It amazes (and depresses) me that at the spring-chicken age of twenty-eight, I’m too old for a lot of things. For example, we’ve just finished the Olympics—that magical sporting event that throws all of us couch potatoes or once-in-a-blue-moon gym enthusiasts into a veritable explosion of motivation to tone up and slim down in order to look just like those uber-athletes on TV. All those rippling muscles, perfectly toned limber bodies, and smiles that exude health drive us into a frenzy of gym memberships not seen since the last round of New Year’s Resolutions.
Now, this is all very fine and well, and getting in shape is a wonderful thing, blah, blah, blah. However, let us remember the dedication and extreme number of hours that these people put in. This isn’t a hobby or a get-fit fad for them; this is their job. Now, my job involves sitting at a desk most of the day. I don’t know about yours, but I would think that most of you out there do pretty much the same one way or another. When I’m done with the desk-sitting, followed by my personal-life paperwork, I can assure you that the last thing I feel like doing is pouring myself into some lycra and hitting the gym. I do have to get regular physicals and health exams in my job and I do have to maintain some modicum of fitness, but my job isn’t to be fit.
Which brings me back to my original point—I’m too damn old. Now, don’t get me wrong; I’m not too old to get fit or even to magically grow a six-pack, if I wanted to expend that much time and energy (which I don’t, hence the reason you will never see me in a bikini). However, I am over the professional athlete hill. The debate over the little Chinese gymnast’s age is a prime example of this: Is she fourteen? Is she sixteen?

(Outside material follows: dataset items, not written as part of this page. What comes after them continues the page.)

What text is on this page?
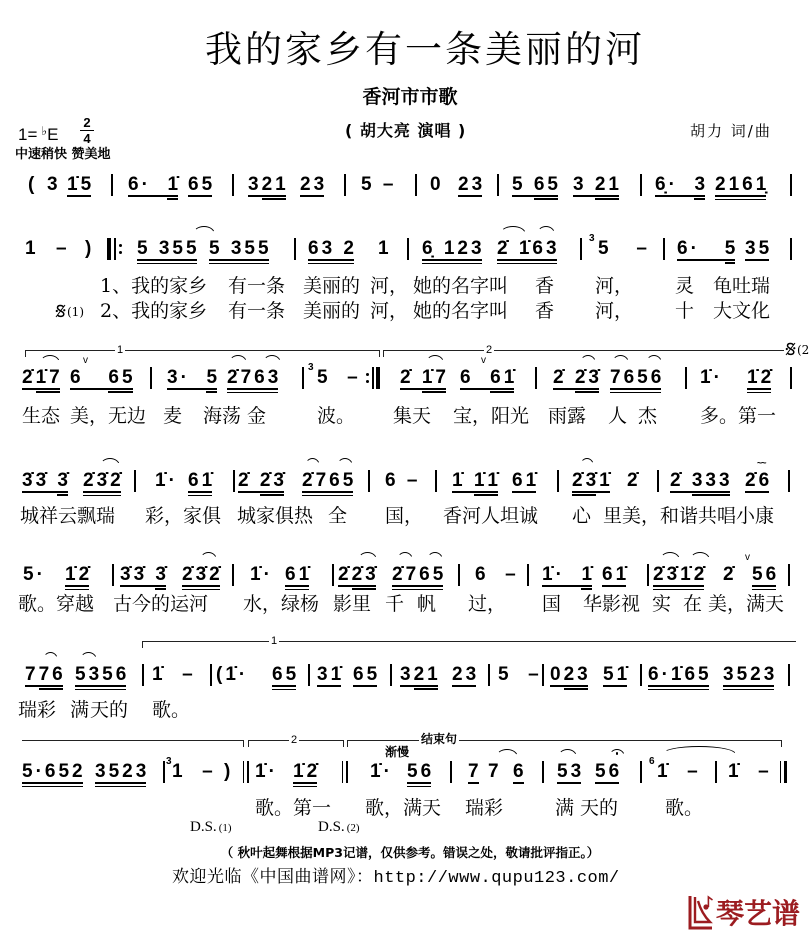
我的家乡有一条美丽的河
香河市市歌
1= ♭E
2
4	( 胡大亮 演唱 )	胡力 词/曲
中速稍快 赞美地
( 3 1̇5 6·  1̇ 65 321 23 5 – 0 23 5 65 3 21 6̣·  3 2161̣
1 – ) 5 355 5 355 63 2 1 6̣ 123 2̇ 1̇63	3 5   – 6·   5 35
(1)
1、我的家乡 有一条 美丽的 河， 她的名字叫 香 河， 灵 龟吐瑞
2、我的家乡 有一条 美丽的 河， 她的名字叫 香 河， 十 大文化
1	2
2̇1̇7 6   65 3·  5 2̇763	3 5  – 2̇ 1̇7 6  61̇ 2̇ 2̇3̇ 7656 1̇· 1̇2̇
v	v
(2
生态 美，无边 麦 海荡 金	波。 集天 宝，阳光 雨露 人 杰 多。第一
3̇3̇ 3̇ 2̇3̇2̇ 1̇· 61̇ 2̇ 2̇3̇ 2̇765 6 – 1̇ 1̇1̇ 61̇ 2̇3̇1̇ 2̇ 2̇ 333 2̇6
~~
城祥云飘瑞 彩，家俱 城家俱热 全 国， 香河人坦诚 心 里美，和谐共唱小康
5· 1̇2̇ 3̇3̇ 3̇ 2̇3̇2̇ 1̇· 61̇ 2̇2̇3̇ 2̇765 6  – 1̇·  1̇ 61̇ 2̇3̇1̇2̇ 2̇ 56
v
歌。穿越 古今的运河 水，绿杨 影里 千 帆 过， 国 华影视 实 在 美，满天
1
776 5356 1̇  – (1̇· 65 31̇ 65 321 23 5  – 023 51̇ 6·1̇65 3523
瑞彩 满 天的 歌。
2	结束句
5·652 3523 3 1  – ) 1̇· 1̇2̇	1̇· 56 7 7 6 53 56	6 1̇  – 1̇  –
歌。第一 歌，满天 瑞彩	满 天的 歌。
渐慢
D.S. (1)	D.S. (2)
（ 秋叶起舞根据MP3记谱，仅供参考。错误之处，敬请批评指正。）
欢迎光临《中国曲谱网》：http://www.qupu123.com/
琴艺谱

As far as I’m concerned, it doesn’t really matter because within a decade or so she probably won’t be either willing or able to compete at that level anymore, so let the little darling do it while she still can. Sport is for all ages; professional-level sport is for those who can’t remember where they were when the Challenger exploded.
Sport came to mind purely because of the Olympics being so fresh in my head. However, we can also draw on other high-profile industries, like movies for example. If you’re not famous or at least moderately well-known by the time you’re thirty, forget about it. And anyone who is just getting to the famous level by their early thirties has more than likely been working on it since their mother was driving them to auditions. Singing? Forget it. TV? No chance. I am simply too old for celebrity now. However, my one shining beacon of light is J.K Rowling. Look at this amazing woman who went from barely scraping by on government handouts to being wealthier than the Queen! Never mind that she is a brilliant writer, pulled herself out of poverty with her own imagination, encouraged millions of zoned-out little TV addicts to pick up a book, and managed to get hundreds of thousands of adults to read a children’s book and truly enjoy it—she is living proof that it is possible to “celebratize” oneself after the age of thirty.
In short, I wish I’d had a special talent as a child that would have catapulted me to fame and fortune. I didn’t. I wish as an adult I had the willpower to get six-pack abs. I don’t. My best hope is to come up with the next amazing thing in children’s literature and go from there. In the meantime, I’ll try to remind myself that being single and childless at twenty-eight is a form of celebrity all its own.